Bu anlamda eğitimin sadece bir istihdam alanı olmaktan öte; milli, insani, manevi ve kültürel değerlerini benimseyen insanlar yetiştirmek olmalıdır sözünü bir an önce icraate geçirmek zorundayız.
Kendi hayatları ve ülke insanın hayatları üzerine pek az kafa yorabilen ancak onlara nasıl yaşamaları gerektiğini vaaz eden ve onları derin düşünce zahmetinden kurtarmayan insanlar yetiştirmekten uzaklaşmalıyız.
Hayatın getirdiği sorunlar üzerine kafa yoran bu sorunlara çözüm üretmeyi amaç haline getirmiş bireylere ihtiyacımız vardır. Çok satış ve çok para arzu eden, modern çağın güçlü uyuşturucularından kendini kurtaran bireylere ihtiyacımız vardır.

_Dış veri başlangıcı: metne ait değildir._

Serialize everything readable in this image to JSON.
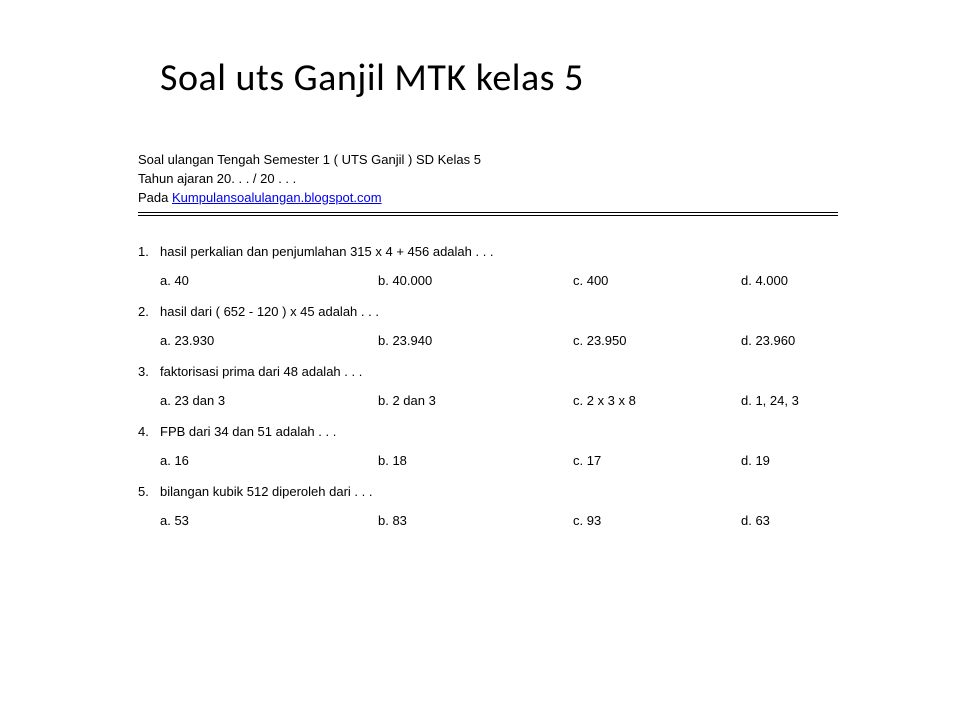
{
  "title": "Soal uts Ganjil MTK kelas 5",
  "header": {
    "line1": "Soal ulangan Tengah Semester 1 ( UTS Ganjil )  SD Kelas 5",
    "line2": "Tahun ajaran 20. . . / 20 . . .",
    "line3_prefix": "Pada ",
    "link_text": "Kumpulansoalulangan.blogspot.com"
  },
  "questions": [
    {
      "num": "1.",
      "text": "hasil perkalian dan penjumlahan 315 x 4 + 456 adalah . . .",
      "a": "a. 40",
      "b": "b. 40.000",
      "c": "c. 400",
      "d": "d. 4.000"
    },
    {
      "num": "2.",
      "text": "hasil dari  ( 652 - 120 ) x 45 adalah . . .",
      "a": "a. 23.930",
      "b": "b. 23.940",
      "c": "c. 23.950",
      "d": "d. 23.960"
    },
    {
      "num": "3.",
      "text": "faktorisasi prima dari 48 adalah .  . .",
      "a": "a. 23 dan 3",
      "b": "b. 2 dan 3",
      "c": "c. 2 x 3 x 8",
      "d": "d. 1, 24, 3"
    },
    {
      "num": "4.",
      "text": "FPB dari 34 dan 51 adalah . . .",
      "a": "a. 16",
      "b": "b. 18",
      "c": " c. 17",
      "d": "d. 19"
    },
    {
      "num": "5.",
      "text": "bilangan kubik 512 diperoleh dari . . .",
      "a": "a. 53",
      "b": "b. 83",
      "c": " c. 93",
      "d": "d. 63"
    }
  ]
}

Emrolunduğu gibi dosdoğru olan, hak ve adalet ölçülerini aşmayan, işi doğru yapan değil doğru işi yapan bireylere özellikle bu ülkenin dünden daha çok ihtiyacı var.
Unutmayın ki ilk düğmeyi yanlış iliklediğinizde bütün düğmeler yanlış iliklenecektir.